2026-01-30 04:22:02 +00:00 · 2026-01-11 18:47:35 +00:00
parent 2c4473dd1b
commit aa530cdad5
4 changed files with 121 additions and 23 deletions
--- a/dev/LOG.md
+++ b/dev/LOG.md
@@ -4,6 +4,62 @@ A running summary documenting some experiments and findings. Started ~Jan 7 2026

 ---

+## 2026-01-11: Per-Layer Residual Scalars (x0 & resid lambdas)
+
+Cherry-picked an idea from modded-nanogpt around learnable per-layer residual connections.
+
+### Changes Made
+
+**1. x0_lambdas (x0 residual connections)**
+- Save initial normalized embedding as `x0` after `norm(wte(idx))`
+- At each layer, blend x0 back in: `x = resid_lambdas[i] * x + x0_lambdas[i] * x0`
+- Zero-initialized, so disabled at start; model learns which layers benefit from the shortcut
+- Provides direct path from embedding to deep layers, helps preserve token information
+
+**2. resid_lambdas (residual stream scaling)**
+- Per-layer multiplicative scaling of the residual stream
+- Initialized to 1.0 (neutral, standard transformer behavior)

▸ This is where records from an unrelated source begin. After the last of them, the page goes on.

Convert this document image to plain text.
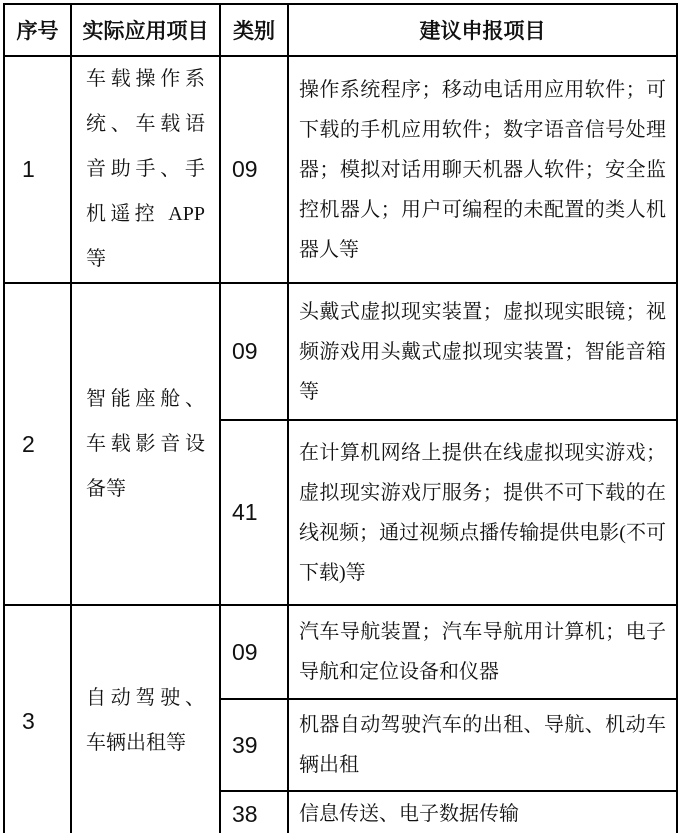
序号	实际应用项目	类别	建议申报项目
1	车载操作系统、车载语音助手、手机遥控 APP 等	09	操作系统程序；移动电话用应用软件；可下载的手机应用软件；数字语音信号处理器；模拟对话用聊天机器人软件；安全监控机器人；用户可编程的未配置的类人机器人等
2	智能座舱、车载影音设备等	09	头戴式虚拟现实装置；虚拟现实眼镜；视频游戏用头戴式虚拟现实装置；智能音箱等
		41	在计算机网络上提供在线虚拟现实游戏；虚拟现实游戏厅服务；提供不可下载的在线视频；通过视频点播传输提供电影(不可下载)等
3	自动驾驶、车辆出租等	09	汽车导航装置；汽车导航用计算机；电子导航和定位设备和仪器
		39	机器自动驾驶汽车的出租、导航、机动车辆出租
		38	信息传送、电子数据传输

+- Allows model to learn to amplify/dampen residual at each layer
+
+**3. DistAdamW small parameter handling**
+- Added support for parameters with < 1024 elements (like the scalar lambdas)
+- Small params use `all_reduce` instead of `reduce_scatter`/`all_gather`
+- Fixes crash when param shape isn't divisible by world_size
+
+### Key Finding: Different LR Sensitivity
+
+The two scalar types need very different learning rates:
+- **x0_lambdas (additive)**: Can use normal LR (~0.5). Adding a fraction of x0 is forgiving.

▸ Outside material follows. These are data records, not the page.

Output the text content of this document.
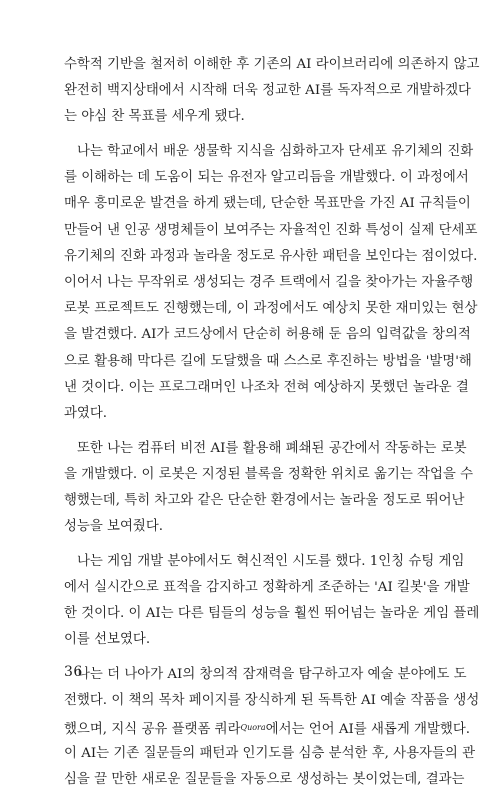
수학적 기반을 철저히 이해한 후 기존의 AI 라이브러리에 의존하지 않고
완전히 백지상태에서 시작해 더욱 정교한 AI를 독자적으로 개발하겠다
는 야심 찬 목표를 세우게 됐다.
나는 학교에서 배운 생물학 지식을 심화하고자 단세포 유기체의 진화
를 이해하는 데 도움이 되는 유전자 알고리듬을 개발했다. 이 과정에서
매우 흥미로운 발견을 하게 됐는데, 단순한 목표만을 가진 AI 규칙들이
만들어 낸 인공 생명체들이 보여주는 자율적인 진화 특성이 실제 단세포
유기체의 진화 과정과 놀라울 정도로 유사한 패턴을 보인다는 점이었다.
이어서 나는 무작위로 생성되는 경주 트랙에서 길을 찾아가는 자율주행
로봇 프로젝트도 진행했는데, 이 과정에서도 예상치 못한 재미있는 현상
을 발견했다. AI가 코드상에서 단순히 허용해 둔 음의 입력값을 창의적
으로 활용해 막다른 길에 도달했을 때 스스로 후진하는 방법을 '발명'해
낸 것이다. 이는 프로그래머인 나조차 전혀 예상하지 못했던 놀라운 결
과였다.
또한 나는 컴퓨터 비전 AI를 활용해 폐쇄된 공간에서 작동하는 로봇
을 개발했다. 이 로봇은 지정된 블록을 정확한 위치로 옮기는 작업을 수
행했는데, 특히 차고와 같은 단순한 환경에서는 놀라울 정도로 뛰어난
성능을 보여줬다.
나는 게임 개발 분야에서도 혁신적인 시도를 했다. 1인칭 슈팅 게임
에서 실시간으로 표적을 감지하고 정확하게 조준하는 'AI 킬봇'을 개발
한 것이다. 이 AI는 다른 팀들의 성능을 훨씬 뛰어넘는 놀라운 게임 플레
이를 선보였다.
나는 더 나아가 AI의 창의적 잠재력을 탐구하고자 예술 분야에도 도
전했다. 이 책의 목차 페이지를 장식하게 된 독특한 AI 예술 작품을 생성
했으며, 지식 공유 플랫폼 쿼라$^{Quora}$에서는 언어 AI를 새롭게 개발했다.
이 AI는 기존 질문들의 패턴과 인기도를 심층 분석한 후, 사용자들의 관
심을 끌 만한 새로운 질문들을 자동으로 생성하는 봇이었는데, 결과는
36
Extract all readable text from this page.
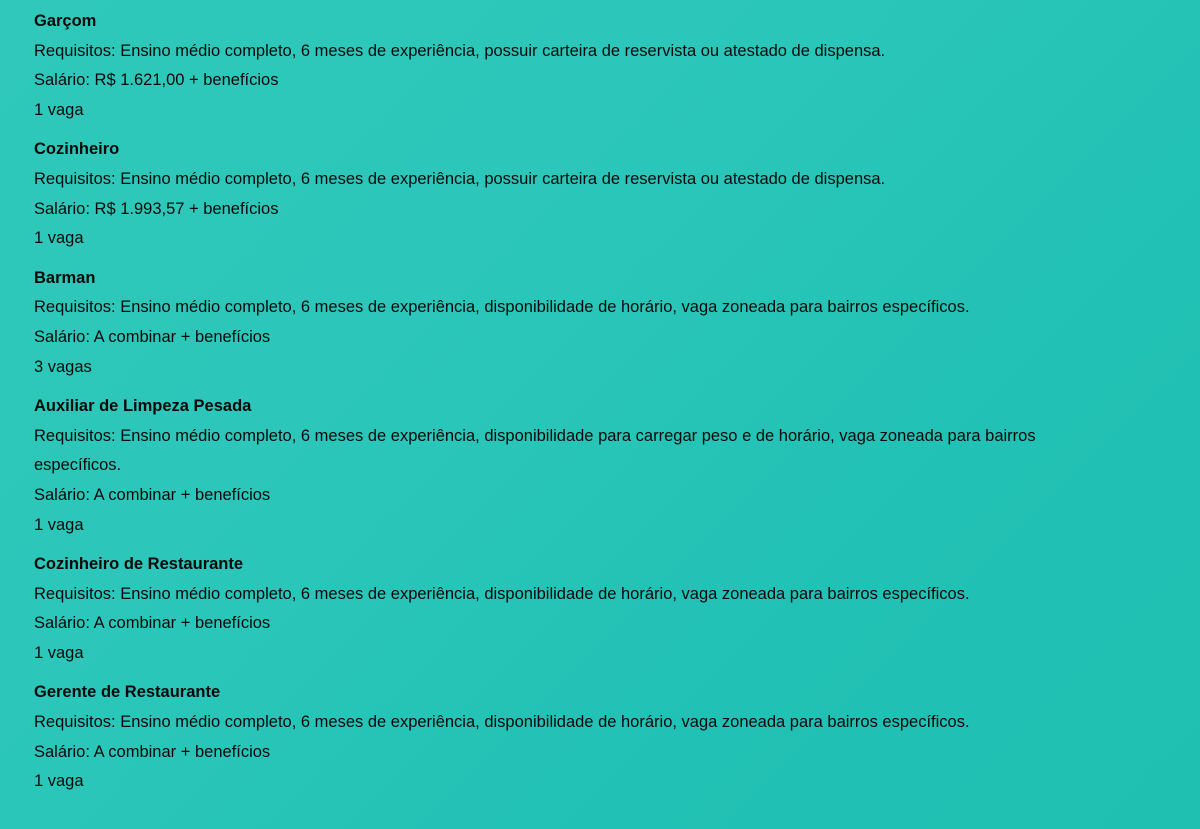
Garçom

Requisitos: Ensino médio completo, 6 meses de experiência, possuir carteira de reservista ou atestado de dispensa.

Salário: R$ 1.621,00 + benefícios

1 vaga

Cozinheiro

Requisitos: Ensino médio completo, 6 meses de experiência, possuir carteira de reservista ou atestado de dispensa.

Salário: R$ 1.993,57 + benefícios

1 vaga

Barman

Requisitos: Ensino médio completo, 6 meses de experiência, disponibilidade de horário, vaga zoneada para bairros específicos.

Salário: A combinar + benefícios

3 vagas

Auxiliar de Limpeza Pesada

Requisitos: Ensino médio completo, 6 meses de experiência, disponibilidade para carregar peso e de horário, vaga zoneada para bairros específicos.

Salário: A combinar + benefícios

1 vaga

Cozinheiro de Restaurante

Requisitos: Ensino médio completo, 6 meses de experiência, disponibilidade de horário, vaga zoneada para bairros específicos.

Salário: A combinar + benefícios

1 vaga

Gerente de Restaurante

Requisitos: Ensino médio completo, 6 meses de experiência, disponibilidade de horário, vaga zoneada para bairros específicos.

Salário: A combinar + benefícios

1 vaga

+- **resid_lambdas (multiplicative)**: Needs ~100x smaller LR (~0.005). Multiplying the residual compounds through layers.
+
+Implementation: `resid_params` gets `scalar_lr * 0.01`, `x0_params` gets full `scalar_lr`.
+
+### Experiment Results
+
+Swept `--scalar_lr` (controlling x0_lambdas) at multiple depths:
+
+| Depth | Baseline (disabled) | Best scalar_lr | Best val_bpb | Δ bpb |
+|-------|---------------------|----------------|--------------|-------|
+| d8    | 1.0885              | 0.20           | 1.0782       | -0.0103 |
+| d12   | 0.9770              | 0.60           | 0.9693       | -0.0077 |
+| d16   | 0.9059              | 0.20           | 0.9002       | -0.0057 |
+| d20   | 0.8565              | 0.10           | 0.8526       | -0.0039 |
+
+**Observations:**
+- Consistent improvement across all model sizes
+- Optimal LR varies by depth; default of 0.5 is reasonable, but 0.6 is better for d12
+- Adding resid_lambdas (with 0.01x LR) gives small additional improvement over x0 alone
+
+### Meta Device Footgun
+
+Important lesson: `__init__` runs in meta device context, so any tensor values set there are fake. Must initialize actual values in `init_weights()`. Added docstring warning to `__init__`.
+
+### Summary
+
+Added `--scalar_lr` (default 0.5) controlling learnable per-layer scalars. The formula `x = resid_lambdas[i] * x + x0_lambdas[i] * x0` gives the model control over residual scaling and direct shortcuts to the initial embedding. Solid improvement with essentially no compute overhead.
+
+---
+
 ## 2026-01-10: Muon Optimizer Upgrades & Cautious Weight Decay

 Cherry-picked improvements from NorMuon (modded-nanogpt) into our simpler Muon implementation. Decided against using NorMuon directly due to hard-coded architecture assumptions (expects 32 params split 10 attn + 22 mlp), parameter labeling requirements, and complexity.